Sawyers adds that untrained account managers sometimes fail to add policy changes, known as “benefit designs.” Among them: new copayment structures, coverage for generics only, and step therapies. Failure of any, some, or all of these cause plan dissatisfaction and increase plan costs.
“If you always have to look over your shoulder, then it’s time to gain control by bringing pharmacy in-house,” Sawyer says. This is one reason AvMed, like other plans, is considering bringing PBM functions inside.
9. Offer choice in pharmacy networks
Most PBMs maintain associations with major drug chains and independent pharmacies so that patients are not inconvenienced by having to change pharmacists with a new plan. However, some PBMs offer discounts if plans accept a smaller network of pharmacies. “Clients have to decide if cost or accessibility is more important. There is a trade-off,” says Dickman, of Prime Therapeutics. “In some urban areas like Chicago, there could be 10 pharmacies in a one-mile area, so it is not a problem to cut that accessibility in half and still provide convenient access to a pharmacy.”

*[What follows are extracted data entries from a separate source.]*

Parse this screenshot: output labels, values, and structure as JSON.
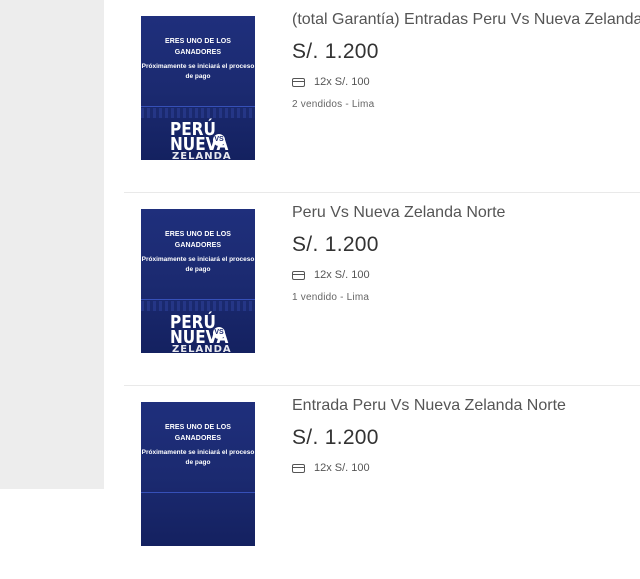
{
  "listings": [
    {
      "title": "(total Garantía) Entradas Peru Vs Nueva Zelanda",
      "price": "S/. 1.200",
      "installments": "12x S/. 100",
      "sold": "2 vendidos - Lima",
      "thumb": {
        "line1": "ERES UNO DE LOS GANADORES",
        "line2": "Próximamente se iniciará el proceso de pago",
        "peru": "PERÚ",
        "nueva": "NUEVA",
        "vs": "VS",
        "zelanda": "ZELANDA"
      }
    },
    {
      "title": "Peru Vs Nueva Zelanda Norte",
      "price": "S/. 1.200",
      "installments": "12x S/. 100",
      "sold": "1 vendido - Lima",
      "thumb": {
        "line1": "ERES UNO DE LOS GANADORES",
        "line2": "Próximamente se iniciará el proceso de pago",
        "peru": "PERÚ",
        "nueva": "NUEVA",
        "vs": "VS",
        "zelanda": "ZELANDA"
      }
    },
    {
      "title": "Entrada Peru Vs Nueva Zelanda Norte",
      "price": "S/. 1.200",
      "installments": "12x S/. 100",
      "sold": "",
      "thumb": {
        "line1": "ERES UNO DE LOS GANADORES",
        "line2": "Próximamente se iniciará el proceso de pago",
        "peru": "",
        "nueva": "",
        "vs": "",
        "zelanda": ""
      }
    }
  ],
  "icons": {
    "installments_icon": "credit-card-icon"
  }
}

10. File useful utilization reports
Plans would like PBMs to put online edits into software in a timely manner, such as if they suddenly decide to require prior authorization for those over age 18 to receive attention-deficit-disorder drugs or if lifestyle drugs are no longer covered. They also want members added or removed within 20 to 30 days of the change in status — new patients don’t have to wait for medication pick-ups and so clients don’t receive calls from angry members.
And, finally, plans need timely utilization reports detailing: What are the top 100 drugs ordered by members? Who are the top patient utilizers? Where are the major dispensing pharmacies? Who are the largest prescribing doctors? Who is using the most medications by age and geography? Are branded medications ordered more than generics? Are less expensive mail-order prescriptions growing?
Despite some dissatisfaction, PBMs do seem to be doing the job for their clients. A 2003 survey of 468 employer groups conducted by the Pharmacy Benefit Management Institute rated “the delivery of promised PBM services” an average of 7.6 out of 10.
Maureen Glabman, of Miami, is the 2000 Columbia University Reuters Fellow in Medical Journalism.